Many entrepreneurs consider going into franchising as a guaranteed route to attaining business success.

“Despite the sector having a higher success rate compared to its counterparts, franchising has its pros and cons and will not necessarily be suitable for every entrepreneur. Entrepreneurs who are considering or have decided pursuing franchising as a business opportunity should perform due diligence to avoid making costly mistakes,” says Morne Cronje, Head of Franchising at FNB Business.

He shares key factors that entrepreneurs should consider to determine if franchising suits their needs and business endeavours.

Is franchising right for me?

Acquiring a tried and tested system and business model is not for everyone. You should be comfortable to operate in line with the business licence, rules, procedures, requirements and standards set out by the franchisor.

Which industry and brand would be ideal?

Almost every industry can be franchised, which can be an advantage should the entrepreneur have a certain preference. However, the challenge is finding a brand that is aligned to your core values as an entrepreneur.

Am I financially ready?

One of the biggest barriers to entry for franchisees is costs, especially if the brand is prominent. As part of the application for funding, franchisors require the entrepreneur to raise a significant portion of the franchise costs upfront.

Are existing franchisees satisfied?

Interview and determine if franchisees are satisfied and whether they are experiencing any challenges. This will give you a good indication if you are the right fit.

Does the franchisor approve?

The next step would be to approach the franchisor and inform them of your intension to join their network. You will be required to go through a vigorous vetting process to ensure that you are a suitable candidate. Every franchisor has their own requirements.

This is also an opportunity for you to find out more about the business and the type of support you are likely to get from the franchisor.

Contractual agreement

Should your application be successful you will be offered a contractual agreement.

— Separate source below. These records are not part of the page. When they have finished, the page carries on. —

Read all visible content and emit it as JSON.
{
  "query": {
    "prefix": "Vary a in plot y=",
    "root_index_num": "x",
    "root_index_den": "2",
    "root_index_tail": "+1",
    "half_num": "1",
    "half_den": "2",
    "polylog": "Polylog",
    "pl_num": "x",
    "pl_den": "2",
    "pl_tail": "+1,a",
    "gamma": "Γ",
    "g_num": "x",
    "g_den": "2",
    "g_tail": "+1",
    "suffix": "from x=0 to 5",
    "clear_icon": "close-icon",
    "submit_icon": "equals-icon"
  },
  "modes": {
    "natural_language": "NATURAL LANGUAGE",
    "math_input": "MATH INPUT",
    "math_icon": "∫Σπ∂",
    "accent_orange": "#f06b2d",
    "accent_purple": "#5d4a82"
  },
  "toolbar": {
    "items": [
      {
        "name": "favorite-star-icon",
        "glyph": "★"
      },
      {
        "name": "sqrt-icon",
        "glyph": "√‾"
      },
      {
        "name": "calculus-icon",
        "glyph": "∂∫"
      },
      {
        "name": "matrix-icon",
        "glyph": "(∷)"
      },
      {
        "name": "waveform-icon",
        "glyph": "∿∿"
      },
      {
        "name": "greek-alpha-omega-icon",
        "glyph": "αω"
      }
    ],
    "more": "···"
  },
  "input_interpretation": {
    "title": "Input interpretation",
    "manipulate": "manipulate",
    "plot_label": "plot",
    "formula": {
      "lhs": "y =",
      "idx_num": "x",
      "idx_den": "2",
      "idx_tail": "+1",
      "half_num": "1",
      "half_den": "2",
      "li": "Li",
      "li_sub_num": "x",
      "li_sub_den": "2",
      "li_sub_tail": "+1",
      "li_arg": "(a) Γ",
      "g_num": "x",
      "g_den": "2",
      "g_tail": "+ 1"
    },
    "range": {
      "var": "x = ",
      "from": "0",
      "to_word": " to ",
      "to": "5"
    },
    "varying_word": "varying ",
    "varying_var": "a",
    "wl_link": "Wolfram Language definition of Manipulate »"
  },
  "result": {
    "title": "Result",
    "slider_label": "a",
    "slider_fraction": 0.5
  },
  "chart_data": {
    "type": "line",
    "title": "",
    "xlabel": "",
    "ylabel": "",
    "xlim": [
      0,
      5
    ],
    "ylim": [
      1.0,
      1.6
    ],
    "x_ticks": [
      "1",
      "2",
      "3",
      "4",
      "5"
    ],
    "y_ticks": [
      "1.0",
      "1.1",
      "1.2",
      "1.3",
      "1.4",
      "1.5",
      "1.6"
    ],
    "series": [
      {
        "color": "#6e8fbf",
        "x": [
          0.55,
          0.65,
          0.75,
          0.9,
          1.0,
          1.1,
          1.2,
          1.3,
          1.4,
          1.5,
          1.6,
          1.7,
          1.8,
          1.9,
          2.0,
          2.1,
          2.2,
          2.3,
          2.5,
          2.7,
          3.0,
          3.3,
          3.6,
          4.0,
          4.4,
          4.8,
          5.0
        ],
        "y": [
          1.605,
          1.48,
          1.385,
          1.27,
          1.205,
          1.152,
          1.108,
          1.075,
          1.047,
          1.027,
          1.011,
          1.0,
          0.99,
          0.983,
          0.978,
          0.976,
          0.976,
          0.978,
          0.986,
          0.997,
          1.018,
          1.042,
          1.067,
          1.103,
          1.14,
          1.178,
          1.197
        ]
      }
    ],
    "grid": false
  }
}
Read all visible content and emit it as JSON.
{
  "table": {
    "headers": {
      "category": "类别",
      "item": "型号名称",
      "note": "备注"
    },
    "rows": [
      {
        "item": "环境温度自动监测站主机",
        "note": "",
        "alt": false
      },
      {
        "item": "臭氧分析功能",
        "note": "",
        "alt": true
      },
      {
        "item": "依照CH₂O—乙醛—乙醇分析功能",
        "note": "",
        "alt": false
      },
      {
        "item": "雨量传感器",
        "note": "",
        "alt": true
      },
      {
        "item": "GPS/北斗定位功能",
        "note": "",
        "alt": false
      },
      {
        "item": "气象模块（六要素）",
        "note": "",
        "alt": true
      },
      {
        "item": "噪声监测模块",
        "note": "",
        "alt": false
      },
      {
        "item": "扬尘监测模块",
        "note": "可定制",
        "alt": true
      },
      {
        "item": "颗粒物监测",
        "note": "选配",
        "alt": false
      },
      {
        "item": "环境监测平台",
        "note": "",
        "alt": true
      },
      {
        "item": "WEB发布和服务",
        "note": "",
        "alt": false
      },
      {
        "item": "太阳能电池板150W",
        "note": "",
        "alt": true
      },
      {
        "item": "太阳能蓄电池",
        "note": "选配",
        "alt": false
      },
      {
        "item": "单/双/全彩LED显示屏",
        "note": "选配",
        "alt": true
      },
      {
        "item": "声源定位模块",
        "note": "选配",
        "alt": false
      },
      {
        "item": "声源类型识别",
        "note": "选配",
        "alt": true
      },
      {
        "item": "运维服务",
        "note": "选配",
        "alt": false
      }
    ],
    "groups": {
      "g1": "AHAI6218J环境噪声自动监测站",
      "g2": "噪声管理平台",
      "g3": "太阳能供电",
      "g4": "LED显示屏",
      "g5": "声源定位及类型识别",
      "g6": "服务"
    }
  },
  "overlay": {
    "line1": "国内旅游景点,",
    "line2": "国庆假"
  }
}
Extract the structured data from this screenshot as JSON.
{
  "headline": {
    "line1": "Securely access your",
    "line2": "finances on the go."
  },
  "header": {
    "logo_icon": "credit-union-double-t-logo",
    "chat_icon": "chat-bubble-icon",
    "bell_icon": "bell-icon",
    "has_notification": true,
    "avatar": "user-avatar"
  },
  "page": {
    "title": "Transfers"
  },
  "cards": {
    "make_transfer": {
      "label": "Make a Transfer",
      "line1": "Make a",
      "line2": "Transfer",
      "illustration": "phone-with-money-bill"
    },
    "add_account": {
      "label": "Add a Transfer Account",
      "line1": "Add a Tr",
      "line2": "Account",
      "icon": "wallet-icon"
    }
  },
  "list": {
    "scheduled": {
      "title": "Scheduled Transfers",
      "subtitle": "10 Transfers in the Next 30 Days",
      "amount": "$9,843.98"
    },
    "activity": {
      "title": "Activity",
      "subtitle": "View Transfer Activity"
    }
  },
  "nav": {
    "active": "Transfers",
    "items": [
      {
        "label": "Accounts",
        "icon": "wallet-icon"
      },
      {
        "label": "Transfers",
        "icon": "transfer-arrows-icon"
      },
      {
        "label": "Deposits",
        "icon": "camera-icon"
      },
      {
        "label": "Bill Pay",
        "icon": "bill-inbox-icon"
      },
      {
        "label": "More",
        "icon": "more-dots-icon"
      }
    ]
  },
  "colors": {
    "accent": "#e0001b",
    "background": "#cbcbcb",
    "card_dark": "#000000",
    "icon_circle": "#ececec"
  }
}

It is advisable that you thoroughly go through the agreement to ensure you fully understand what you are agreeing to. If unsure, seek advice from an expert.

How to get funding

As the final step, you would have to approach the bank and apply for funding.

Banks will consider several factors before the loan can be granted:

• Detailed franchise description and system. • Business plan. • FICA and personal balance sheet of all prospective shareholders and sureties. • Contract and franchisor approval letter. • Detailed description of all set-up costs and estimated cash flow forecast. • Own contribution to purchase the franchise and collateral if required.

Funding requirements may differ depending on the type of franchise and whether it is a new setup, existing business being purchased or taken over from another bank

“Taking the above factors into account while doing additional research based on the franchise opportunity you want to pursue will go a long way to ensuring that you make a sound business decision,” concludes Cronje.